In the Bodie Island district, there are two nests remaining on Bodie Island, and nine nests remaining from Ramp 30 to Rodanthe on Hatteras. Nine nests in the Bodie Island district were completely lost, and two nests were inundated with excessive ocean water.
“Considering the swell, and considering the weather that we had, this is a moderate loss to our turtle nests, and it’s a moderate loss compared to past storms,” says Thompson. “It’s nothing that I am 100 percent alarmed about, but also not something to take lightly.”
The term “inundated with ocean water” is important, as it’s an indication that these nests that have been underwater for long periods of time may not survive.
“They’ve been overwashed and sitting in standing water for so long that there is little to no viability for those nests,” says Thompson.
“…It’s not likely that nests that were inundated with saltwater will have a good hatch success, but we could see some surprises with parts of each nest.”
Thompson also reports that all nests that were completely lost on Hatteras Island occurred on the east-facing beaches, from Ramp 44 northward to Ramp 23.
“We did not completely lose any of our south-facing nests,” says Thompson. “Some may have been ‘lost’ because they were inundated with water, but we didn’t [physically] lose any nests on those beaches.”
The main reason for the loss, as well as the location of the losses, also wasn’t because of the storm itself, but because of the aftereffects.
“We were seeing a long duration of heavy swell on the ocean side. And that’s due to the storm getting back into the ocean, strengthening, and creating that big swell that we saw,” says Thompson.
“The storm itself wasn’t that bad, but yesterday the swell peaked,” he adds. “The fourth and the fifth [of September] were our worse swells this year as it pertains to sea turtle nesting.”
The overall loss of 47 nests isn’t good news, but at the same time, it isn’t necessarily a shocking turn of events either.
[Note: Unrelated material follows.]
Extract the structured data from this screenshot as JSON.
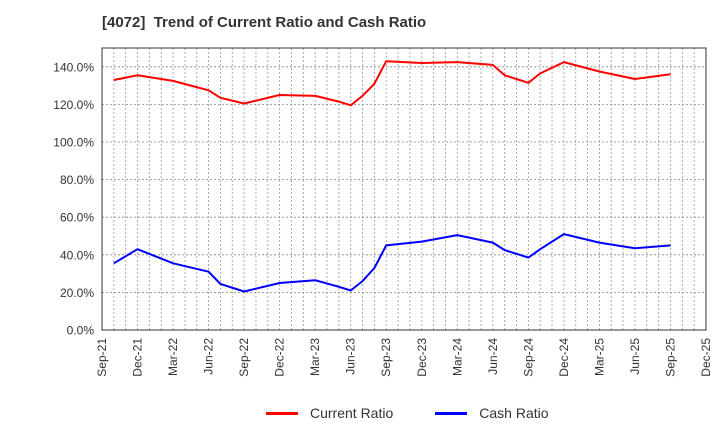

“Overall I wouldn’t consider this a surprise,” says Thompson. “All predicted swell heights and winds coincided with what the storm did. The surprise from the storm was the soundside flooding that had occurred after the storm had passed.”
At this point, all nests on the seashore have been looked into and have either been lost or protected in some shape or form. What this means is that the NPS can now expand the remaining nests when they’re getting close to being ready to hatch, reinstall filter fence, and lengthen the boundary lines to the shoreline as the swell recedes.
These tasks are all on the agenda for the biotechs in the coming week, which will be a solid step in getting the remaining resident sea turtle nests back to normal, post Hermine.